To use the keyboard in an older kernel, you have several options. From easiest to most difficult they are:
- Use the
tp-compact-keyboard
program supplied with this package. - Load a kernel module such as tp-compact-keyboard-backport.
- Apply the patches in kernel-patch to the source code for your kernel and recompile it.
We cover only the first option here.
tp-compact-keyboard
is a small utility
to control some features of the keyboard, most
importantly to enable FnLk. It works only with the Bluetooth keyboard,
whilst the USB keyboard accepts the same commands but not in the same way,
one has to tweak the hidraw ioctls which (AFAIK) can't be done in a Bash script.
This was developed under a Debian unstable kernel, 3.12-1-amd64, and has been reported to work on kernels as early as 3.10 (CentOS 7). However older kernels (3.6, for example) don't send the report; I'm not currently sure why.
To enable or disable FnLk on all connected ThinkPad Bluetooth
keyboards, run ./tp-compact-keyboard --fn-lock-enable
or
./tp-compact-keyboard --fn-lock-disable
. The program has a few
other functions as well, but they're not very useful on their own.

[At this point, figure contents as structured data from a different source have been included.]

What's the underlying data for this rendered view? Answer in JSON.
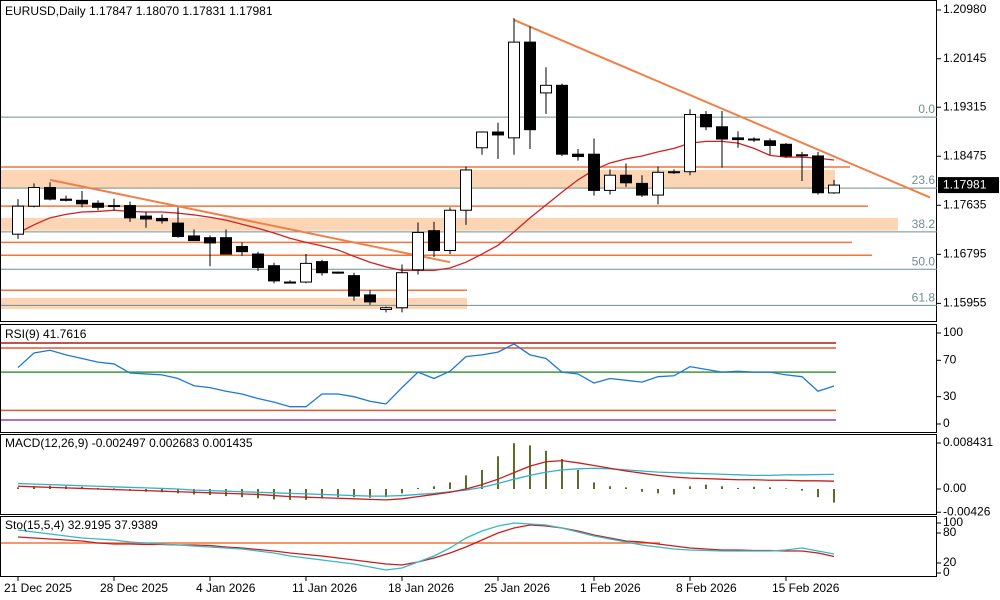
{
  "chart_data": [
    {
      "type": "candlestick",
      "title": "EURUSD,Daily  1.17847 1.18070 1.17831 1.17981",
      "categories": [
        "21 Dec 2025",
        null,
        null,
        null,
        null,
        null,
        "28 Dec 2025",
        null,
        null,
        null,
        null,
        null,
        "4 Jan 2026",
        null,
        null,
        null,
        null,
        null,
        "11 Jan 2026",
        null,
        null,
        null,
        null,
        null,
        "18 Jan 2026",
        null,
        null,
        null,
        null,
        null,
        "25 Jan 2026",
        null,
        null,
        null,
        null,
        null,
        "1 Feb 2026",
        null,
        null,
        null,
        null,
        null,
        "8 Feb 2026",
        null,
        null,
        null,
        null,
        null,
        "15 Feb 2026",
        null,
        null,
        null
      ],
      "open": [
        1.1714,
        1.1762,
        1.1794,
        1.1774,
        1.1772,
        1.1767,
        1.1762,
        1.1763,
        1.1745,
        1.1741,
        1.1733,
        1.1711,
        1.1708,
        1.1708,
        1.1693,
        1.168,
        1.166,
        1.1632,
        1.1632,
        1.1667,
        1.1648,
        1.1643,
        1.161,
        1.1585,
        1.1588,
        1.1653,
        1.172,
        1.1686,
        1.1755,
        1.1862,
        1.1889,
        1.1879,
        1.2043,
        1.1956,
        1.1969,
        1.1851,
        1.1851,
        1.1789,
        1.1815,
        1.1801,
        1.1781,
        1.182,
        1.1821,
        1.1919,
        1.1898,
        1.1879,
        1.1876,
        1.1874,
        1.1868,
        1.185,
        1.1848,
        1.17847
      ],
      "high": [
        1.1774,
        1.1801,
        1.1803,
        1.178,
        1.1788,
        1.1772,
        1.1775,
        1.177,
        1.1752,
        1.1748,
        1.176,
        1.1722,
        1.1712,
        1.1722,
        1.17,
        1.1684,
        1.1665,
        1.1635,
        1.168,
        1.167,
        1.165,
        1.1648,
        1.1618,
        1.159,
        1.1662,
        1.1734,
        1.1735,
        1.176,
        1.183,
        1.189,
        1.1905,
        1.2084,
        1.207,
        1.2,
        1.1972,
        1.186,
        1.1878,
        1.1825,
        1.1835,
        1.1815,
        1.183,
        1.1825,
        1.1928,
        1.1925,
        1.1925,
        1.189,
        1.188,
        1.1878,
        1.187,
        1.1855,
        1.1855,
        1.1807
      ],
      "low": [
        1.1706,
        1.176,
        1.1772,
        1.177,
        1.176,
        1.1755,
        1.1755,
        1.1735,
        1.1725,
        1.1732,
        1.1708,
        1.1703,
        1.1659,
        1.168,
        1.1677,
        1.1651,
        1.163,
        1.163,
        1.163,
        1.1643,
        1.1646,
        1.16,
        1.1593,
        1.158,
        1.158,
        1.1645,
        1.1675,
        1.168,
        1.173,
        1.185,
        1.1843,
        1.185,
        1.186,
        1.192,
        1.1848,
        1.184,
        1.178,
        1.1782,
        1.1795,
        1.1778,
        1.1765,
        1.1817,
        1.1815,
        1.1892,
        1.1828,
        1.1862,
        1.1872,
        1.185,
        1.1845,
        1.1805,
        1.1782,
        1.17831
      ],
      "close": [
        1.1762,
        1.1794,
        1.1774,
        1.1772,
        1.1766,
        1.176,
        1.1763,
        1.1742,
        1.174,
        1.1737,
        1.171,
        1.1703,
        1.1699,
        1.168,
        1.1684,
        1.1657,
        1.1634,
        1.1632,
        1.1664,
        1.1648,
        1.1649,
        1.1608,
        1.1598,
        1.1588,
        1.1648,
        1.1717,
        1.1686,
        1.1755,
        1.1824,
        1.1889,
        1.1884,
        1.2043,
        1.1893,
        1.1969,
        1.1851,
        1.1847,
        1.1789,
        1.1815,
        1.1802,
        1.1781,
        1.182,
        1.1821,
        1.1919,
        1.1898,
        1.1877,
        1.1876,
        1.1877,
        1.1866,
        1.1848,
        1.1849,
        1.1785,
        1.17981
      ],
      "series": [
        {
          "color": "#d42020",
          "values": [
            1.1716,
            1.173,
            1.1742,
            1.1748,
            1.1752,
            1.1753,
            1.1755,
            1.1753,
            1.1752,
            1.1752,
            1.175,
            1.1747,
            1.1743,
            1.1738,
            1.1731,
            1.1724,
            1.1716,
            1.1707,
            1.17,
            1.1694,
            1.1687,
            1.1676,
            1.1666,
            1.1658,
            1.1652,
            1.1652,
            1.1652,
            1.1656,
            1.1666,
            1.168,
            1.1695,
            1.1718,
            1.1742,
            1.1764,
            1.1786,
            1.1807,
            1.1824,
            1.1836,
            1.1843,
            1.1848,
            1.1855,
            1.1861,
            1.187,
            1.1873,
            1.1873,
            1.187,
            1.1861,
            1.1849,
            1.1846,
            1.1846,
            1.1844,
            1.1841
          ]
        }
      ],
      "trendlines": [
        {
          "color": "#f0804a",
          "points": [
            [
              2,
              1.1807
            ],
            [
              27,
              1.1666
            ]
          ]
        },
        {
          "color": "#f0804a",
          "points": [
            [
              31,
              1.2081
            ],
            [
              57,
              1.1777
            ]
          ]
        }
      ],
      "levels": [
        1.1829,
        1.1762,
        1.17,
        1.1678,
        1.1618
      ],
      "level_color": "#f4743c",
      "zones": [
        [
          1.1793,
          1.1824
        ],
        [
          1.172,
          1.1742
        ],
        [
          1.1586,
          1.1605
        ]
      ],
      "zone_color": "#fcd5b4",
      "fib_levels": [
        {
          "value": 1.19146,
          "label": "0.0"
        },
        {
          "value": 1.1793,
          "label": "23.6"
        },
        {
          "value": 1.1718,
          "label": "38.2"
        },
        {
          "value": 1.1654,
          "label": "50.0"
        },
        {
          "value": 1.1592,
          "label": "61.8"
        }
      ],
      "fib_color": "#6f8f8f",
      "ylim": [
        1.1567,
        1.211
      ],
      "yticks": [
        {
          "value": 1.2098,
          "label": "1.20980"
        },
        1.20145,
        1.19315,
        1.18475,
        1.17635,
        1.16795,
        1.15955
      ]
    },
    {
      "type": "line",
      "title": "RSI(9) 41.7616",
      "series": [
        {
          "color": "#1e78d8",
          "values": [
            62,
            78,
            81,
            76,
            72,
            68,
            66,
            56,
            55,
            54,
            50,
            42,
            40,
            36,
            33,
            28,
            24,
            19,
            19,
            33,
            33,
            30,
            25,
            22,
            40,
            57,
            50,
            58,
            74,
            76,
            79,
            88,
            76,
            72,
            57,
            55,
            45,
            50,
            48,
            46,
            52,
            53,
            63,
            60,
            57,
            58,
            57,
            57,
            54,
            52,
            36,
            41.7616
          ]
        }
      ],
      "levels": [
        {
          "value": 89,
          "color": "#b01818"
        },
        {
          "value": 83.5,
          "color": "#e05a30"
        },
        {
          "value": 57,
          "color": "#3a9a3a"
        },
        {
          "value": 15,
          "color": "#e05a30"
        },
        {
          "value": 4.4,
          "color": "#9040c0"
        }
      ],
      "ylim": [
        -8.8,
        107.7
      ],
      "yticks": [
        100,
        70,
        30,
        0
      ]
    },
    {
      "type": "bar",
      "title": "MACD(12,26,9) -0.002497 0.002683 0.001435",
      "series": [
        {
          "type": "bar",
          "color": "#5a6e2a",
          "values": [
            0.0003,
            0.0005,
            0.0006,
            0.0005,
            0.0004,
            0.0002,
            0.0001,
            -0.0003,
            -0.0005,
            -0.0006,
            -0.0008,
            -0.001,
            -0.0011,
            -0.0013,
            -0.0015,
            -0.0017,
            -0.0019,
            -0.002,
            -0.002,
            -0.0017,
            -0.0015,
            -0.0015,
            -0.0016,
            -0.0015,
            -0.0008,
            0.0002,
            0.0005,
            0.0012,
            0.0025,
            0.0035,
            0.006,
            0.0084,
            0.008,
            0.007,
            0.0055,
            0.0035,
            0.0012,
            0.0005,
            0.0003,
            -0.0005,
            -0.0008,
            -0.001,
            0.0005,
            0.0008,
            0.0005,
            0.0002,
            0.0004,
            0.0003,
            0.0001,
            -0.0003,
            -0.0015,
            -0.002497
          ]
        },
        {
          "type": "line",
          "color": "#36b0c8",
          "values": [
            0.001,
            0.0009,
            0.0008,
            0.0007,
            0.0006,
            0.0005,
            0.0004,
            0.0003,
            0.0002,
            0.0001,
            0,
            -0.0002,
            -0.0003,
            -0.0004,
            -0.0005,
            -0.0006,
            -0.0007,
            -0.0008,
            -0.0009,
            -0.001,
            -0.0011,
            -0.0012,
            -0.0013,
            -0.0013,
            -0.0012,
            -0.001,
            -0.0008,
            -0.0005,
            -0.0002,
            0.0003,
            0.001,
            0.0018,
            0.0025,
            0.0031,
            0.0035,
            0.0037,
            0.0038,
            0.0037,
            0.0035,
            0.0033,
            0.0031,
            0.003,
            0.0029,
            0.0028,
            0.0027,
            0.0026,
            0.0025,
            0.0025,
            0.0026,
            0.0026,
            0.00265,
            0.002683
          ]
        },
        {
          "type": "line",
          "color": "#c81e1e",
          "values": [
            0.0005,
            0.0004,
            0.0003,
            0.0002,
            0.0001,
            0,
            -0.0001,
            -0.0002,
            -0.0003,
            -0.0004,
            -0.0005,
            -0.0006,
            -0.0007,
            -0.0008,
            -0.0009,
            -0.001,
            -0.0012,
            -0.0014,
            -0.0015,
            -0.0016,
            -0.0017,
            -0.0018,
            -0.0019,
            -0.002,
            -0.0018,
            -0.0014,
            -0.001,
            -0.0006,
            0,
            0.0008,
            0.0018,
            0.003,
            0.0042,
            0.005,
            0.0052,
            0.0048,
            0.0043,
            0.0038,
            0.0033,
            0.0029,
            0.0025,
            0.0022,
            0.002,
            0.0019,
            0.0018,
            0.0017,
            0.0017,
            0.0016,
            0.0016,
            0.0015,
            0.0015,
            0.001435
          ]
        }
      ],
      "ylim": [
        -0.0044,
        0.0099
      ],
      "yticks": [
        0.008431,
        {
          "value": 0,
          "label": "0.00"
        },
        -0.00426
      ]
    },
    {
      "type": "line",
      "title": "Sto(15,5,4) 32.9195 37.9389",
      "series": [
        {
          "color": "#c81e1e",
          "values": [
            72,
            70,
            68,
            66,
            64,
            60,
            58,
            58,
            57,
            57,
            56,
            56,
            55,
            52,
            50,
            47,
            44,
            40,
            37,
            34,
            30,
            26,
            22,
            18,
            16,
            22,
            30,
            40,
            52,
            66,
            80,
            90,
            96,
            94,
            90,
            84,
            76,
            70,
            64,
            62,
            58,
            54,
            50,
            48,
            46,
            46,
            45,
            45,
            44,
            44,
            40,
            32.9195
          ]
        },
        {
          "color": "#36b8c8",
          "values": [
            86,
            82,
            78,
            74,
            70,
            68,
            66,
            62,
            60,
            58,
            56,
            54,
            52,
            50,
            48,
            44,
            40,
            34,
            30,
            26,
            22,
            18,
            12,
            6,
            10,
            22,
            34,
            50,
            70,
            84,
            94,
            100,
            98,
            96,
            90,
            82,
            74,
            68,
            62,
            56,
            52,
            48,
            46,
            45,
            44,
            44,
            44,
            44,
            46,
            50,
            44,
            37.9389
          ]
        }
      ],
      "levels": [
        {
          "value": 60,
          "color": "#f4743c"
        }
      ],
      "ylim": [
        -4,
        112
      ],
      "yticks": [
        100,
        80,
        20,
        0
      ]
    }
  ]
}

Have a look at the source.
I'm assuming what you really want to do is force FnLk on and forget about it though. To do this, do the following as root:
mkdir /etc/udev/scripts
cp tp-compact-keyboard /etc/udev/scripts/tp-compact-keyboard
cp tp-compact-keyboard.rules /etc/udev/rules.d/tp-compact-keyboard.rules
Then udev will enable FnLk every time the keyboard is connected.

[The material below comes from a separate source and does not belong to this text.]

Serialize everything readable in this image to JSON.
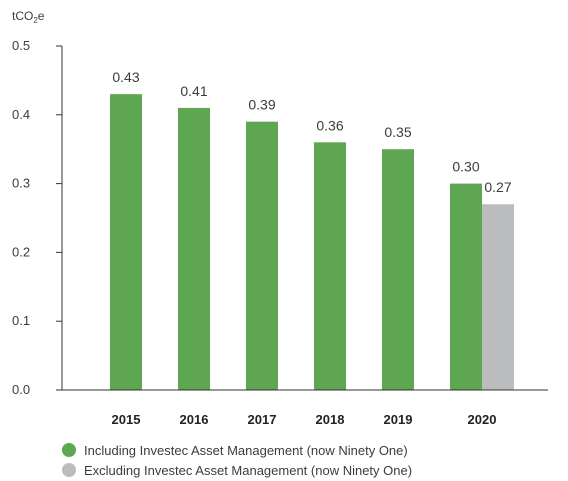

There are a few other options, however they are mostly useless without a custom kernel module handling the keyboard:
--sensitivity xx
Set sensitivity of TrackPoint. xx is hex value 01--09 (although values
up to FF work).
--native-fn-enable
By default, F7/F9/F11 generate a string of keypresses that might be
useful under Windows. This stops this, and instead only generates
custom events.
--native-mouse-enable
The middle button generates 2 events by default, but Linux only
understands one of them. This disables the event that Linux does
understand, leaving you with no middle button.
--native-mouse-disable
Restore middle button to a working state.
Pair/unpair isn't enough to reset the keyboard, you need to power down the keyboard to get it back to it's original state.
I worked out the custom commands by sniffing what the Windows driver did.
First I set up a Windows XP virtual machine in KVM/QEMU and installed the drivers. Then I
disconnected the keyboard from my computer and ensured that the user running
QEMU could write to the /dev/bus/usb
node associated with my Bluetooth
dongle.
Wireshark was readied for capture:
# modprobe usbmon
# wireshark
Then, I let Windows use the Bluetooth dongle:
(qemu) usb_add host:0a5c:217f
If you capture the whole association process then you should be able to view
HID packets to/from the keyboard (filter for bthid
). The particuarly
interesting ones here are the ones going to the keyboard.
The upper part of the keyboard case is just clipped on; run something around the seam on the underside of the keyboard to release it. The keyboard itself is fastened to the lower part of the case with double-sided tape. This is fastened strongly enough that attempting to detach the keyboard from the case would probably bend it irreprably.
Some users of the Bluetooth keyboard have found that the TrackPoint stops working whilst the rest of the keyboard is fine. This isn't a software issue; apparently the chip that controls the TrackPoint isn't correctly soldered down.